Parasite (Parasitology, #1)(104)



The private’s eyes widened. He looked as alarmed as I felt. “But sir—”

“Now.”

Any concern the unnamed private might have for my safety was less powerful than the need to maintain military discipline. The private nodded, the concern not leaving his face, before he turned and led the way toward a door in the back wall. Joyce walked after him of her own accord. I didn’t, but that didn’t matter; my father’s hand was on my shoulder, propelling me toward whatever was waiting in the next room.

The private swept his key card across the electronic lock, which beeped twice before accepting his credentials and releasing. He pulled the door open for us, and held it as we walked through, into the humid, groan-filled air beyond.

The room where the sleepwalkers were being kept was like something out of a nightmare, familiar and strange all at the same time, so that I didn’t know where to look. It was large, clean, and white-walled, just like every hospital patient storage room I’d had the dubious pleasure of seeing since the day I woke up after my accident. There were no windows, but there were light boxes placed strategically around the room, creating the illusion of natural sunlight even if the sun hadn’t been inside here since construction was finished. The floor was industrial-green linoleum, easy to clean while also being easier on the eyes than the walls. Green floors encouraged the eye to track down, increasing the chances that messes would be seen before they could be accidentally tracked around the room.
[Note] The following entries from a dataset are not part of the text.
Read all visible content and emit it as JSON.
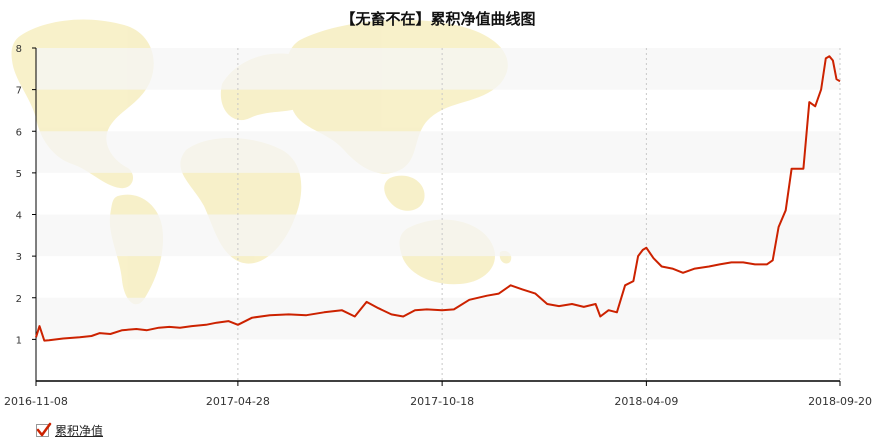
{
  "chart_data": {
    "type": "line",
    "title": "【无畜不在】累积净值曲线图",
    "xlabel": "",
    "ylabel": "",
    "ylim": [
      0,
      8
    ],
    "yticks": [
      1,
      2,
      3,
      4,
      5,
      6,
      7,
      8
    ],
    "xlim": [
      "2016-11-08",
      "2018-09-20"
    ],
    "xticks": [
      "2016-11-08",
      "2017-04-28",
      "2017-10-18",
      "2018-04-09",
      "2018-09-20"
    ],
    "grid": {
      "x": "dotted",
      "y": "alternating bands"
    },
    "legend_position": "bottom-left",
    "colors": {
      "line": "#cc2200",
      "band": "#f5f5f5",
      "map": "#f7efc4"
    },
    "series": [
      {
        "name": "累积净值",
        "x": [
          "2016-11-08",
          "2016-11-11",
          "2016-11-15",
          "2016-11-19",
          "2016-12-01",
          "2016-12-15",
          "2016-12-25",
          "2017-01-01",
          "2017-01-10",
          "2017-01-20",
          "2017-02-01",
          "2017-02-10",
          "2017-02-20",
          "2017-03-01",
          "2017-03-10",
          "2017-03-20",
          "2017-04-01",
          "2017-04-10",
          "2017-04-20",
          "2017-04-28",
          "2017-05-10",
          "2017-05-25",
          "2017-06-10",
          "2017-06-25",
          "2017-07-10",
          "2017-07-25",
          "2017-08-05",
          "2017-08-15",
          "2017-08-25",
          "2017-09-05",
          "2017-09-15",
          "2017-09-25",
          "2017-10-05",
          "2017-10-18",
          "2017-10-28",
          "2017-11-10",
          "2017-11-25",
          "2017-12-05",
          "2017-12-15",
          "2017-12-25",
          "2018-01-05",
          "2018-01-15",
          "2018-01-25",
          "2018-02-05",
          "2018-02-15",
          "2018-02-25",
          "2018-03-01",
          "2018-03-08",
          "2018-03-15",
          "2018-03-22",
          "2018-03-29",
          "2018-04-02",
          "2018-04-06",
          "2018-04-09",
          "2018-04-15",
          "2018-04-22",
          "2018-05-01",
          "2018-05-10",
          "2018-05-20",
          "2018-06-01",
          "2018-06-10",
          "2018-06-20",
          "2018-06-30",
          "2018-07-10",
          "2018-07-20",
          "2018-07-25",
          "2018-07-30",
          "2018-08-05",
          "2018-08-10",
          "2018-08-15",
          "2018-08-20",
          "2018-08-25",
          "2018-08-30",
          "2018-09-04",
          "2018-09-08",
          "2018-09-11",
          "2018-09-14",
          "2018-09-17",
          "2018-09-20"
        ],
        "values": [
          1.05,
          1.32,
          0.97,
          0.98,
          1.02,
          1.05,
          1.08,
          1.15,
          1.13,
          1.22,
          1.25,
          1.22,
          1.28,
          1.3,
          1.28,
          1.32,
          1.35,
          1.4,
          1.44,
          1.35,
          1.52,
          1.58,
          1.6,
          1.58,
          1.65,
          1.7,
          1.55,
          1.9,
          1.75,
          1.6,
          1.55,
          1.7,
          1.72,
          1.7,
          1.72,
          1.95,
          2.05,
          2.1,
          2.3,
          2.2,
          2.1,
          1.85,
          1.8,
          1.85,
          1.78,
          1.85,
          1.55,
          1.7,
          1.65,
          2.3,
          2.4,
          3.0,
          3.15,
          3.2,
          2.95,
          2.75,
          2.7,
          2.6,
          2.7,
          2.75,
          2.8,
          2.85,
          2.85,
          2.8,
          2.8,
          2.9,
          3.7,
          4.1,
          5.1,
          5.1,
          5.1,
          6.7,
          6.6,
          7.0,
          7.75,
          7.8,
          7.7,
          7.25,
          7.2
        ]
      }
    ]
  },
  "legend": {
    "label": "累积净值"
  }
}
I took all this in within seconds, trying to focus on the normal for as long as I could before I admitted it was absolutely in the minority within this space. This was not a normal hospital room. If it ever had been, that time was long in the past. What it was now….

I didn’t even have a name for what it was now. Short of comparing it to pictures I’d seen of tuberculosis wards—Sherman wasn’t supposed to show me those, which is probably why he did, and was definitely why I looked—I wasn’t sure something like this had ever existed before. I stopped at the threshold, digging my heels in and refusing to let my father drag me any farther.

“No,” I said, shaking my head to reinforce my words. Not that I expected it to do very much good; not with the scene that was unfolding in front of me. Whatever I could say would be just that much more noise. “No, no, no.”

“Yes,” said my father implacably, and pulled me on.

Beds filled the room, so narrow and packed so closely together that they might be better classified as “cots.” There was barely room for the technicians to move between them, adjusting IV poles and frantically tightening the leather straps holding the patients down. Every bed was occupied. The occupants came from every ethnic group. Men and women, children and adults, there seemed to be no common feature shared amongst them. Except for one:

They were all sleepwalkers. Their eyes were dead, rolling wildly or staring at nothing as they writhed against their restraints. Some of them were snapping at the air, their teeth slamming shut with such force that it was cutting their gums. Blood and drool ran down their chins, undifferentiated and unchecked. None of the technicians were getting near those snapping jaws, even as they frantically injected what I assumed had to be liquid sedatives into the patient IV bags.

One man had managed to yank a hand free from his restraints, at the cost of most of the skin on his wrist. He was flailing without any apparent purpose. The main strap holding him to the cot was buckled at his chest. He could have reached it easily and let himself go. But he didn’t. He clearly knew something was holding him down, but he wasn’t acting like he had any idea what that thing might be, or how to make it let him up.

Some of them were making sounds. Little squeaks and gasps, for the most part, although at least one of them was moaning, a low, constant noise that ebbed and rose with the moaner’s breathing. I couldn’t tell which one was making the sound, and I was glad. It would have been almost impossible to fight the urge to grab a pillow and make the moaning stop. Someone else was giggling. That was less disturbing, somehow, even though the sound was flat and without any trace of humor.

One of the technicians walked over to join us, clutching a clipboard against her chest as she approached. She stopped a few feet away, saluting my father. “Colonel Mitchell, sir,” she said.

“At ease,” said my father. “You remember my eldest daughter, Sally.”

“Of course, Colonel,” said the woman, and gave me a nod. “Hello, Sally.” If she thought it was strange that my father was taking me for a sightseeing trip in an isolation ward, she didn’t say anything about it. Being the boss apparently came with some privileges.

“Dr. Snyder, Sally is here because she may be able to demonstrate a mechanism for testing for the sleepwalking sickness,” said my father, as calmly as if everything around us was completely normal. The sleepwalkers continued to writhe against their restraints, clawing and gnashing and striking at the air as best they could. I shrank a bit farther down into myself. He couldn’t really want me to go near them, could he? To touch them?

“Colonel Mitchell, this is highly irregular. I—”

“She saw the test at SymboGen,” said Joyce. Her tone wasn’t one I’d heard before: it was the same mix of authority and arrogance that I heard from Dad when he was on the phone with his military contacts… and that I heard from Dr. Banks, when he was trying to get me to do what he wanted. It made her sound older, and scarier, like she was a part of the establishment.